COVID-19 is already affecting and killing a disproportionate number of black and Latino patients across the United States. Using comorbidities as a proxy for disease severity to allocate resources, without taking into account race and ethnicity, will almost certainly mean that racial and ethnic minorities will be placed in the “back of the line” for critical care resources.
In order to do the greatest good for the greatest number of people ethically and fairly, standards of care must be informed by the existing inequalities in our country.
While we’re not suggesting that comorbidities be removed from crisis standards of care altogether, we urge states to reevaluate current guidelines and include only major comorbidities with a known short-term impact on a patient’s prognosis.

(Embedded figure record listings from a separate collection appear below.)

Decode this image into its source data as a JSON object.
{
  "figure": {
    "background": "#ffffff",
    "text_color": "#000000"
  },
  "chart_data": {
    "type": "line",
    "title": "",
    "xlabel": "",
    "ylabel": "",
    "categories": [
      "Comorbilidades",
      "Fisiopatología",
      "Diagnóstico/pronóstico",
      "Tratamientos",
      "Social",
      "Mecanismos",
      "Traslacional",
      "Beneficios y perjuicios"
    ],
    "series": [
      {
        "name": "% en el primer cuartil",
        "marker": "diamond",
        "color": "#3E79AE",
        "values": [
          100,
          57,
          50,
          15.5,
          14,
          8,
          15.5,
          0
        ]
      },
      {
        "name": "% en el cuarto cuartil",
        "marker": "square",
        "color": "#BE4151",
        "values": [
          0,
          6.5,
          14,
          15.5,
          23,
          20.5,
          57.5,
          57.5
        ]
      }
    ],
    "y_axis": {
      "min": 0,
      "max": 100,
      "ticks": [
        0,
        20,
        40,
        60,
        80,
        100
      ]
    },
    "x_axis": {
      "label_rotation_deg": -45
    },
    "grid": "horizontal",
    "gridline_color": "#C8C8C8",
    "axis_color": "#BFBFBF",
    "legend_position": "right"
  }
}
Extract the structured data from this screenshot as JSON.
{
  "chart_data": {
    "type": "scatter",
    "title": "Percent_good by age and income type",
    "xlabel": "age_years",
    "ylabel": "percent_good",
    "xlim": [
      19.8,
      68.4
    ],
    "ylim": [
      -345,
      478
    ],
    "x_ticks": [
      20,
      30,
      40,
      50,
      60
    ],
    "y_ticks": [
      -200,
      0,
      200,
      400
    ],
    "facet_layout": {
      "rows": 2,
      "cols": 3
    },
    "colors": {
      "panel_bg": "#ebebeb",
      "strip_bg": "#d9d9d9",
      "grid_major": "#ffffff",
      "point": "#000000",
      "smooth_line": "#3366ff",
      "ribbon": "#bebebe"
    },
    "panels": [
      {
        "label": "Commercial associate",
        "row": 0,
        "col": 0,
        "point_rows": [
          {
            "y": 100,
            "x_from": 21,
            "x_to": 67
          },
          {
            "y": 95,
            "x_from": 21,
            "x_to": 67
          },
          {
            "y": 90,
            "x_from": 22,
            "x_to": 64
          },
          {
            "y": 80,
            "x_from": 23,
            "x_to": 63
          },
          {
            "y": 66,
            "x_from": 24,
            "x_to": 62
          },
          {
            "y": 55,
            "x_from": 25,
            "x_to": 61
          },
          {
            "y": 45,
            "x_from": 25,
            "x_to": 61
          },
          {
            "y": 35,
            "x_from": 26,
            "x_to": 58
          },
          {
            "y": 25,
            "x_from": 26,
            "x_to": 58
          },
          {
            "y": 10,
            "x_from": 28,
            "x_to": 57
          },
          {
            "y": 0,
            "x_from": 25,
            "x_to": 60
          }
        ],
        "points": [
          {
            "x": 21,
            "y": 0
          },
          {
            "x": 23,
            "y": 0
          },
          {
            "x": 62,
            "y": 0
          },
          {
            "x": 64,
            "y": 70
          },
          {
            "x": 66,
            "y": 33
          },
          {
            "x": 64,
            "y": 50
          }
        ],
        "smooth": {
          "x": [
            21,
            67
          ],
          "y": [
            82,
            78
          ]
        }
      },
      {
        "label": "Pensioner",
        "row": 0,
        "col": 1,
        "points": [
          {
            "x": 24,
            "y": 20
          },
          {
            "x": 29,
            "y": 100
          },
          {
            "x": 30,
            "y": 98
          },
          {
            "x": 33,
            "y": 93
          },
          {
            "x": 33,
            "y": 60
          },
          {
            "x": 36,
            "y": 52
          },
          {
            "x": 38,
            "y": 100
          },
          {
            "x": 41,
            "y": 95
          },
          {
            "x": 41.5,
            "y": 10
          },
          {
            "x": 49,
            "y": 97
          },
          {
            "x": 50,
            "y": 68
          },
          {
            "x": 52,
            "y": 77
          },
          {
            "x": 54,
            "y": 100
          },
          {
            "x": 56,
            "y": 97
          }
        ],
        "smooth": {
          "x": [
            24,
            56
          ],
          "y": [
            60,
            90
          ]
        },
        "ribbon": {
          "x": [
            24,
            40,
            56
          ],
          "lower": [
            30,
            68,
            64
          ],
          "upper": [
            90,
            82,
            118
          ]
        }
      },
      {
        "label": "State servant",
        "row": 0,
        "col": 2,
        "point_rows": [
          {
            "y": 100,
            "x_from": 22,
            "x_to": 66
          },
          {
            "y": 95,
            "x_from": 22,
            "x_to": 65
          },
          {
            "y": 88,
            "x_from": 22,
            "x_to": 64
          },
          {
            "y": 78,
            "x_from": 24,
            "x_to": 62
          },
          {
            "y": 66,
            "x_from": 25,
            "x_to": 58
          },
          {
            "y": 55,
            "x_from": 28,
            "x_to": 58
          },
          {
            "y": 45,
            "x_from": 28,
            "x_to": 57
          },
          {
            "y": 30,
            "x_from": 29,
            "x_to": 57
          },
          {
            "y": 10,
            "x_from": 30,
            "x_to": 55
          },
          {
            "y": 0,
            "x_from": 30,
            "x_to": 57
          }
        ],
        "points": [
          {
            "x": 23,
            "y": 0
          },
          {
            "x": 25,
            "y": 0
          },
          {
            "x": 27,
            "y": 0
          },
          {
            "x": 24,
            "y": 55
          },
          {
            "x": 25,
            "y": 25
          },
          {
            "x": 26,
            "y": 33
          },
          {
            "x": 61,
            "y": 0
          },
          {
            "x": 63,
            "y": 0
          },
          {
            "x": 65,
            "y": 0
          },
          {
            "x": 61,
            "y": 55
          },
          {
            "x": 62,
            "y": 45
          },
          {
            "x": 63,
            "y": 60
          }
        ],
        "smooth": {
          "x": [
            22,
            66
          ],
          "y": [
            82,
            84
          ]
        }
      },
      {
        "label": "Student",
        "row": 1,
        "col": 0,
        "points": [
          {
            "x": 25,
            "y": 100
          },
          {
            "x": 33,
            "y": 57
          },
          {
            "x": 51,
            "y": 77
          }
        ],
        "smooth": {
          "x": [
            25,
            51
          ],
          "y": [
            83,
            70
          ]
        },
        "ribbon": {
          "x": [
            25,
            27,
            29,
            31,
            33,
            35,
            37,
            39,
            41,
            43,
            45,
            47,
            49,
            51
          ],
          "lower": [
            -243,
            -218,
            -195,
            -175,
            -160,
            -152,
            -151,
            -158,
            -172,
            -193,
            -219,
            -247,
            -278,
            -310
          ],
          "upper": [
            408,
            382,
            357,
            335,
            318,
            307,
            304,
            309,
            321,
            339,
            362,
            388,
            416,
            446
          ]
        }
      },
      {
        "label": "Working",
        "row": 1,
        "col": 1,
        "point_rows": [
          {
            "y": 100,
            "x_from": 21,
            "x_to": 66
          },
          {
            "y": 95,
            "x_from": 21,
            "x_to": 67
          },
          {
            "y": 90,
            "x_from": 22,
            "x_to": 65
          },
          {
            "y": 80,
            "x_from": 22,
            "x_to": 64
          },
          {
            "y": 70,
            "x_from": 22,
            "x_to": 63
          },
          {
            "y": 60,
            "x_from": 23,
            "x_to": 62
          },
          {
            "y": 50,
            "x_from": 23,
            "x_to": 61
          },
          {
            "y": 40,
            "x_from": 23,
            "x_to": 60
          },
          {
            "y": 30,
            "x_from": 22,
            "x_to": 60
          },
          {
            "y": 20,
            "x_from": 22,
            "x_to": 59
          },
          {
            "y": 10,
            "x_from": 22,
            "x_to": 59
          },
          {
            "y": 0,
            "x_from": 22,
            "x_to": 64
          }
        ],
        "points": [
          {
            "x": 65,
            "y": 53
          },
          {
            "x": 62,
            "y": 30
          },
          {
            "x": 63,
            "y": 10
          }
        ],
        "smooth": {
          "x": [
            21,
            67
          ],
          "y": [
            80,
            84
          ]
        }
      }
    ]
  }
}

States should also track and make publicly available demographic data — including race and ethnicity — for patients hospitalized with COVID-19 in order to ensure that people of color are not being denied resources disproportionately. Lastly, states should ensure that the committees designing crisis standards of care are composed of a racially and ethnically diverse group of individuals in a way that is representative of their population.
It was devastating enough to have to tell my African American patient’s young son that his dad’s illness was so life-threatening we needed to place a breathing tube down his throat and send him to the intensive care unit. I can only imagine how he would feel if, in some unfortunate circumstance, we would have to tell him that his father would need to be taken off the ventilator to conserve resources.
Dr. Jossie Carreras Tartak and Dr. Hazar Khidir are residents in Emergency Medicine at Massachusetts General Hospital in Boston.